Smith noted another element that the Actor-Interpreters bring that might not be on the forefront of guests’ minds.
“I think we teach civil debate on a daily basis,” he said. “And that’s, I think, a lesson that we can all learn again and again, especially today, that a difference of opinion is healthy, but we should be careful in how we can present that difference of opinion.”
This is something that the actors have to keep in mind, as the three presidents each dealt with a politically contentious landscape, not unlike the current political landscape.
“All three of the men that we represent were very much aware that our country was an experiment,” Carnegie said. “They didn’t know if it was going to work or wasn’t going to work, they didn’t know where they were going, and what direction they were leading. That’s still just as true today. So I think what we do in some ways is more important than it’s been in the past, as our country finds these challenges in front of us.”
“People are talking about the same things that we each three were talking about in 1796, or 1784, or in 1776,” Smith added. “We don’t have to reach far to make this stuff relevant. It’s relevant on the surface. And I think that can be a challenge, because I believe there are probably some audiences who might walk away from a performance and say ‘They were talking about 2021 or 2022,’ when the truth is, we were talking about 1796 and 1784 and 1776.”
For the Actor-Interpreters, some topics are easier to discuss in-character than others.
“You’ll get frequently asked, ‘What do you think Washington would think of the way government works today?’ Well there’s no way to address that without going through my filter,” Carnegie said. “So to even guess what Washington would think, it’s going to be what i think.”
“But something like COVID[-19] is a little easier with Washington,” he added. “Because Washington required an inoculation for an entire army to protect against an illness. I don’t think he’d have any trouble with any of the actions that we’re taking regarding COVID[-19].”
Austin noted that when talking about the pandemic, they dive into the philosophy of how society responded to the opinion of safety.
“Germ theory was not known in their time,” he said. “They knew to avoid cities because that was where disease spread.

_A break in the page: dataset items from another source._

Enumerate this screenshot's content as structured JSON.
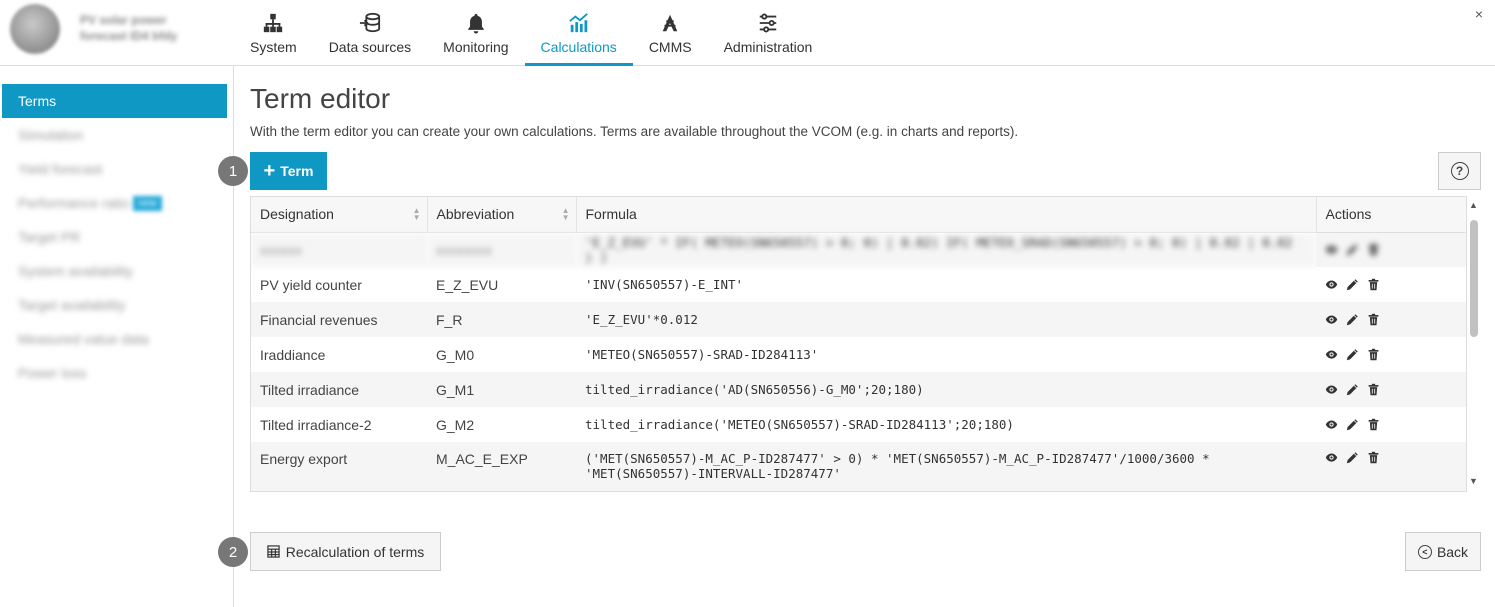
{
  "header": {
    "brand_line1": "PV solar power",
    "brand_line2": "forecast ID4 bfdy",
    "nav": [
      {
        "label": "System",
        "icon": "sitemap-icon"
      },
      {
        "label": "Data sources",
        "icon": "database-import-icon"
      },
      {
        "label": "Monitoring",
        "icon": "bell-icon"
      },
      {
        "label": "Calculations",
        "icon": "chart-bar-icon",
        "active": true
      },
      {
        "label": "CMMS",
        "icon": "tools-icon"
      },
      {
        "label": "Administration",
        "icon": "sliders-icon"
      }
    ],
    "close_glyph": "×"
  },
  "sidebar": {
    "items": [
      {
        "label": "Terms",
        "active": true
      },
      {
        "label": "Simulation",
        "blurred": true
      },
      {
        "label": "Yield forecast",
        "blurred": true
      },
      {
        "label": "Performance ratio",
        "blurred": true,
        "badge": "new"
      },
      {
        "label": "Target PR",
        "blurred": true
      },
      {
        "label": "System availability",
        "blurred": true
      },
      {
        "label": "Target availability",
        "blurred": true
      },
      {
        "label": "Measured value data",
        "blurred": true
      },
      {
        "label": "Power loss",
        "blurred": true
      }
    ]
  },
  "main": {
    "title": "Term editor",
    "description": "With the term editor you can create your own calculations. Terms are available throughout the VCOM (e.g. in charts and reports).",
    "markers": [
      "1",
      "2"
    ],
    "term_button_label": "Term",
    "help_glyph": "?",
    "table": {
      "headers": [
        "Designation",
        "Abbreviation",
        "Formula",
        "Actions"
      ],
      "rows": [
        {
          "designation": "xxxxxx",
          "abbreviation": "xxxxxxxx",
          "formula": "'E_Z_EVU' * IF( METEO(SN650557) > 0; 0) | 0.02) IF( METEO_SRAD(SN650557) > 0; 0) | 0.02 | 0.02 ) )",
          "blurred": true
        },
        {
          "designation": "PV yield counter",
          "abbreviation": "E_Z_EVU",
          "formula": "'INV(SN650557)-E_INT'"
        },
        {
          "designation": "Financial revenues",
          "abbreviation": "F_R",
          "formula": "'E_Z_EVU'*0.012"
        },
        {
          "designation": "Iraddiance",
          "abbreviation": "G_M0",
          "formula": "'METEO(SN650557)-SRAD-ID284113'"
        },
        {
          "designation": "Tilted irradiance",
          "abbreviation": "G_M1",
          "formula": "tilted_irradiance('AD(SN650556)-G_M0';20;180)"
        },
        {
          "designation": "Tilted irradiance-2",
          "abbreviation": "G_M2",
          "formula": "tilted_irradiance('METEO(SN650557)-SRAD-ID284113';20;180)"
        },
        {
          "designation": "Energy export",
          "abbreviation": "M_AC_E_EXP",
          "formula": "('MET(SN650557)-M_AC_P-ID287477' > 0) * 'MET(SN650557)-M_AC_P-ID287477'/1000/3600 *",
          "formula_line2": "'MET(SN650557)-INTERVALL-ID287477'"
        }
      ]
    },
    "recalc_button_label": "Recalculation of terms",
    "back_button_label": "Back"
  },
  "colors": {
    "accent": "#0f98c4",
    "marker": "#777777"
  }
}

But the taking of precautions against illness, and especially the embrace of the scientific method, was something that their particular age was really excelling in.”

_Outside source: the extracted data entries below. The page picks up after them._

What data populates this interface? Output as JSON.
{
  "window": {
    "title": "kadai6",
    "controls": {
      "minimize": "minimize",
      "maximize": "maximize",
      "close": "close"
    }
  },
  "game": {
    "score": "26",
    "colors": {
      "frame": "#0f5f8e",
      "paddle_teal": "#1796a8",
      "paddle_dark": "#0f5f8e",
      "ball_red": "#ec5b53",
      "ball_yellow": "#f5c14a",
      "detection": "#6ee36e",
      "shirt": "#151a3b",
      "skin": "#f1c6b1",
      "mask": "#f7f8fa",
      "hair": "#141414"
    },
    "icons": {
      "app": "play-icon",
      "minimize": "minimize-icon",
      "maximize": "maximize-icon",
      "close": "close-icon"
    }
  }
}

Smith said that he is confident in what Jefferson’s viewpoint would be.
“Jefferson was very clearly on the side of science. He was the one that discovered that keeping the smallpox vaccine cold would keep it viable longer,” he said. “Were he around today, I can pretty firmly stand on what side he would fall on.”
The three expect topics like this to be brought up during “Evening with the Presidents,” which is more accessible this year due to the livestream component.
“It opens it to people who have never had the chance to see it,” Carnegie said. “And now you don’t even need to be in the state or the country.”
While Saturday and Sundays’s live performances have already sold out, the livestream option on Sunday is still open.
“What we offer is unique and extraordinary, but what we offer on that stage is only a small piece of the puzzle that can be offered at Colonial Williamsburg,” Smith said. “We all know we portray three white wealthy men, and we can only speak from that perspective. But if you’re interested in a deeper story, then the answer is come to CW and listen to those stories.”
CW’s free, virtual programs also ramped up over the course of the pandemic.
“What a great democratization of knowledge to be able to log in any time you want and watch our plethora of livestreams through multiple perspectives,” Smith added.